What a strange situation: a state executive telling his constituents to go out and enjoy their freedom, and so many constituents saying, in effect, We’d prefer not to. But somebody’s got to play the grown-up. Business owners aren’t paid to manage pandemics, yet in this gaping maw of leadership they’re forced into tortured decisions: risk the health of their own employees by opening up, or staying safe and staying closed? Is your business more important than your employees’ lives? Their workers—the customer-facing employees often working for low wages and no health insurance—are the true subjects of Kemp’s experiment, and it’s grotesque that they’re having to rely on nothing more than good wishes from the governor and the magnanimity of their bosses. (One theory about Kemp’s eagerness to get things going again is he doesn’t want workers relying overmuch on the magnanimity of the state’s rapidly shrinking unemployment coffers.) Businesspeople can be magnanimous; they can, as in Robert Woodruff’s case, see some confluence between the public good or their own bottom line; or they’re free to take the straightest line toward their own profit. In any case, it’s not their job to protect us.
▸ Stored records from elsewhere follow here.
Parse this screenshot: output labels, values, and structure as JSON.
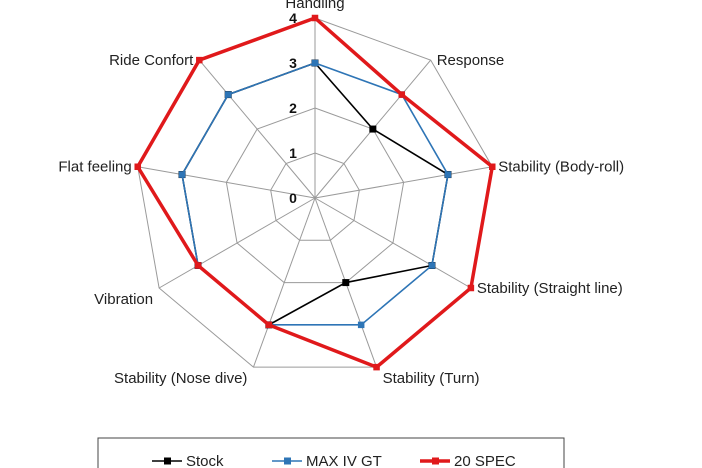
{
  "chart_data": {
    "type": "radar",
    "title": "",
    "axes": [
      "Handling",
      "Response",
      "Stability (Body-roll)",
      "Stability (Straight line)",
      "Stability (Turn)",
      "Stability (Nose dive)",
      "Vibration",
      "Flat feeling",
      "Ride Confort"
    ],
    "rlim": [
      0,
      4
    ],
    "ticks": [
      "0",
      "1",
      "2",
      "3",
      "4"
    ],
    "grid": true,
    "legend_position": "bottom",
    "series": [
      {
        "name": "Stock",
        "color": "#000000",
        "marker": "square",
        "values": [
          3,
          2,
          3,
          3,
          2,
          3,
          3,
          3,
          3
        ]
      },
      {
        "name": "MAX IV GT",
        "color": "#2e75b6",
        "marker": "diamond",
        "values": [
          3,
          3,
          3,
          3,
          3,
          3,
          3,
          3,
          3
        ]
      },
      {
        "name": "20 SPEC",
        "color": "#e0191b",
        "marker": "diamond",
        "values": [
          4,
          3,
          4,
          4,
          4,
          3,
          3,
          4,
          4
        ]
      }
    ]
  }
}
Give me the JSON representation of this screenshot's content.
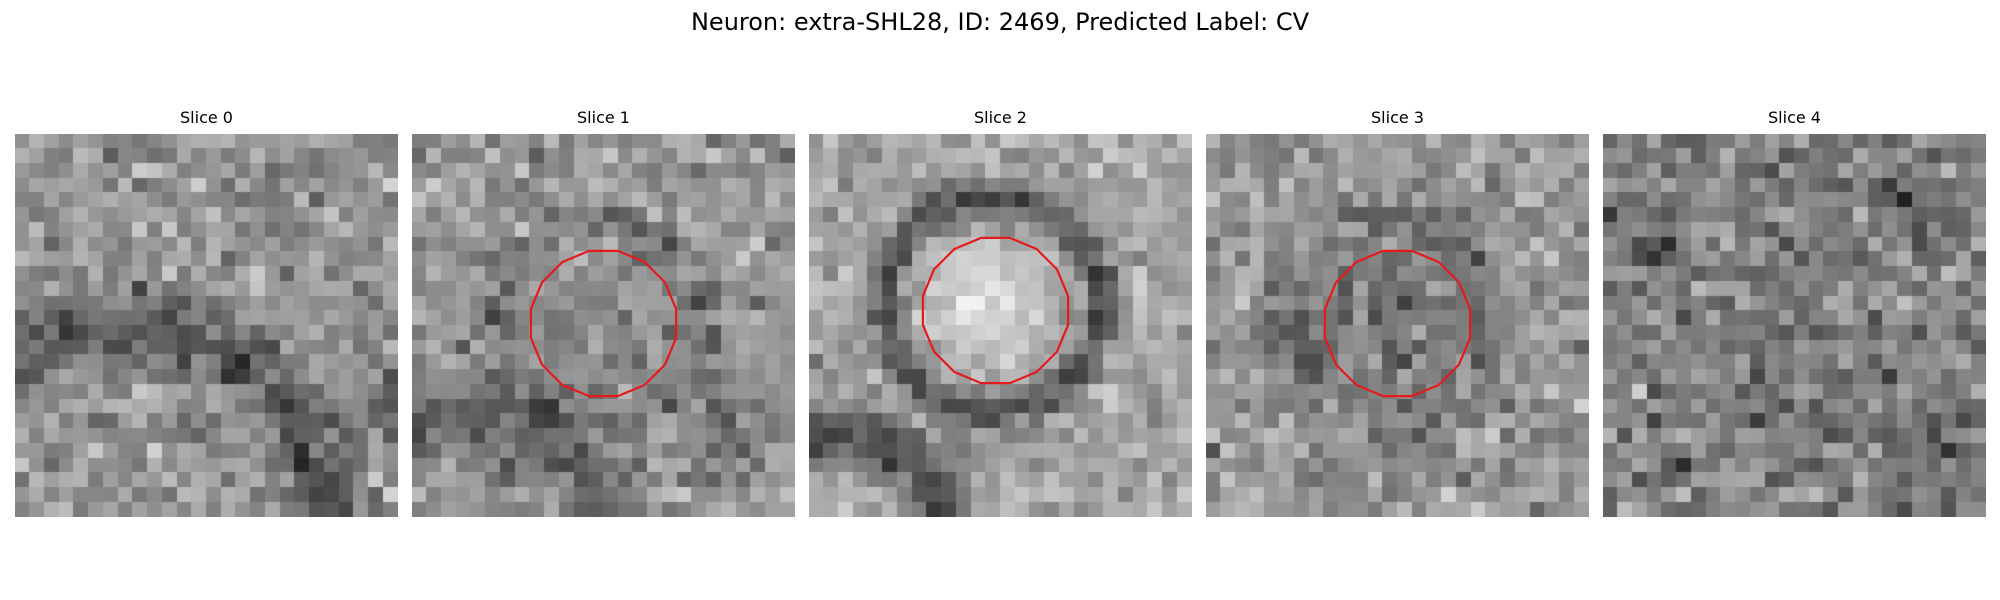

It is ideally the job of political leaders to be guided by the common good, which is not the same thing as “the economy.” The economy is an abstract system that offers a very imperfect kind of shorthand representation of the value of goods and labor. Good news: Abstract systems are not fixed, like rocks and galaxies; they can be reimagined completely. That’s the difference between an economy and a human body, an immune system. An economy can be remade to fit the needs of the human beings whose lives it imperfectly relates to. An immune system can be bolstered by us, it can be manipulated by our doctors, but it cannot be redesigned or reconstructed. It cannot be restarted. It succeeds or it fails; we live or we die. We as a polity can choose to promote the individual health of the constituents of our world—our friends and family, our loved ones, ourselves—or we can promote somebody’s idea of the “economy” in which the wealth flows mainly in one direction: away from the people forced to go back to work this week. But there’s no doing both. Somebody, somewhere, will have to choose.